3dly and lastly, This also appears, because if, after he hath thus declared himself, there were any reason to think that he is not determined to act accordingly, that reason would warrant us to believe that this declaration was only intended for a scarecrow, and consequently to contemn and despise it. For against all that hath been said, it may be (and is by some men) objected, that God is not bound to do as he threatens; that when by our disobedience we have incurred the penalty he threatens, he hath

an undoubted right indeed to inflict it upon us, and consequently may, if he please, inflict it without any wrong or injustice; but then, if he please, he may dispense with it too, either in the whole or in part, as he sees convenient. For the punishment being only a debt which the sinner owes to him, he is no more obliged than other creditors are to exact the utmost farthing of it; but may exact or remit the whole, or abate what part soever he pleases; and therefore it is to be hoped, that he, being a merciful creditor, will not be so extreme and rigorous as to exact of us the utmost punishment we owe him; but that when he hath made us smart a while for our folly, he will either release us into a more happy condition, or put an end to our beings and miseries together. To which I might answer, that when by our sins we have forfeited ourselves to the just vengeance of God, it is infinite mercy and goodness to others, to punish us according to his threatening; and therefore when we by our sins have rendered ourselves incapable of his mercy, that mercy which now inclines him to do good to us, will then equally incline him to do good to others, by the dreadful example of our punishment; and so he may be a very merciful creditor, and notwithstanding exact of us the utmost farthing. But this I have already largely insisted on, and therefore, 2dly, I answer, That what God may do is not for us to determine, when he may or may not, and is obliged to neither; but when he hath expressly denounced what he will do, we can have no reason to hope that he will be better than his word. For if after that he hath denounced, that if we persist in our sin he will punish us for ever for it, he should have left us any just reason to hope that

he will not, he would thereby have countermined himself, and baffled the design of his own denunciation, which is to terrify his rebellious creatures from their sins, and to awe them into obedience to his laws. But how much reason soever he hath given me to hope that he will not be so severe to me as he threatens, so much reason he must have given me not to be afraid of his threatenings. If I had any just reason to believe that he will be more merciful than to inflict what he denounces, it is an irrational thing for me to dread his denunciations; for I know God will do as just reason directs, and therefore I must conclude either my reason to be false, or God's denunciation to be a scarecrow; for if there be any just reason why his mercy and goodness should interpose and avert the execution of his threats from me, I ought not to be afraid of them, because I am sure he can do nothing that his mercy and goodness forbids; but if there be no reason for such an interposure, I am unreasonably presumptuous to expect it. So that either my expectation must be groundless, or my fear of God's threatenings irrational : and can it be imagined that the wise God would ever go about to awe his creatures into obedience, by threatening their sin with such punishments as he knows they have just reason not to be afraid of? Whatsoever therefore God may do, I am sure, if we go on in our sins, we can have no reason to hope that he will either not punish us at all, or less than he hath threatened; or consequently, that he will abate us one moment of that eternal misery which he hath so plainly and expressly denounced against

us.

What then remains, but that since when our

soul is lost, it is lost for ever, we now take all possible care to secure it while we may?
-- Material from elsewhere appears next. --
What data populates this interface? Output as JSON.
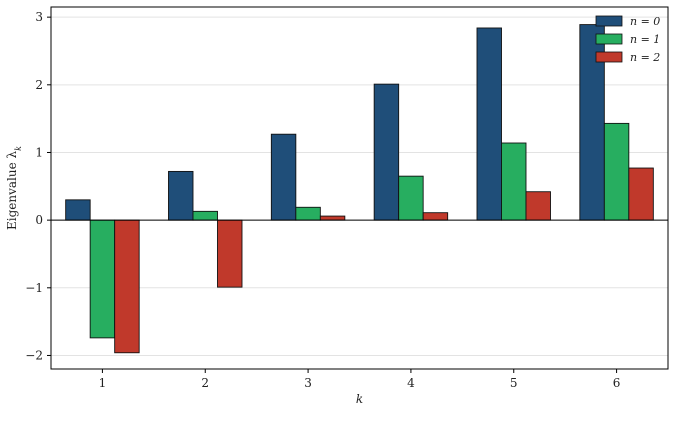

V. I proceed now to the fifth and last proposition; that this irrecoverable loss of the soul is of such VAST and UNSPEAKABLE moment, that the gain of all the world is not sufficient to compensate it : What shall it profit a man, if he shall gain the whole world, and lose his own soul? that is, It will not profit him at all; nay, it will be so far from that, that it will turn to his unspeakable loss and disadvantage: though by renouncing his profession of my doctrine, or his obedience of my laws, a man were sure to make himself lord of all the world, and to possess and enjoy it as long as he lived; yet, if for so doing he should afterwards lose his soul, as most certainly he will, he will find in the issue that he hath made a woful bargain of it, and be forced to acknowledge himself a vast loser, when he comes to suffer those intolerable damages which the loss of a soul implies. For the proof of which I shall run a comparison between the gain and the loss, and therein endeavour to represent to you how much the evil of this loss exceeds the good of that gain; and this I shall do in these following particulars :

1st, The good that is in the gain is imaginary and fantastical; but the evil that is in the loss is real and substantial.

2dly, The good that is in the gain is narrow and particular; but the evil that is in the loss is large and universal.

3dly, The good that is in the gain is convertible into evil; but the evil that is in the loss is never to be improved into good.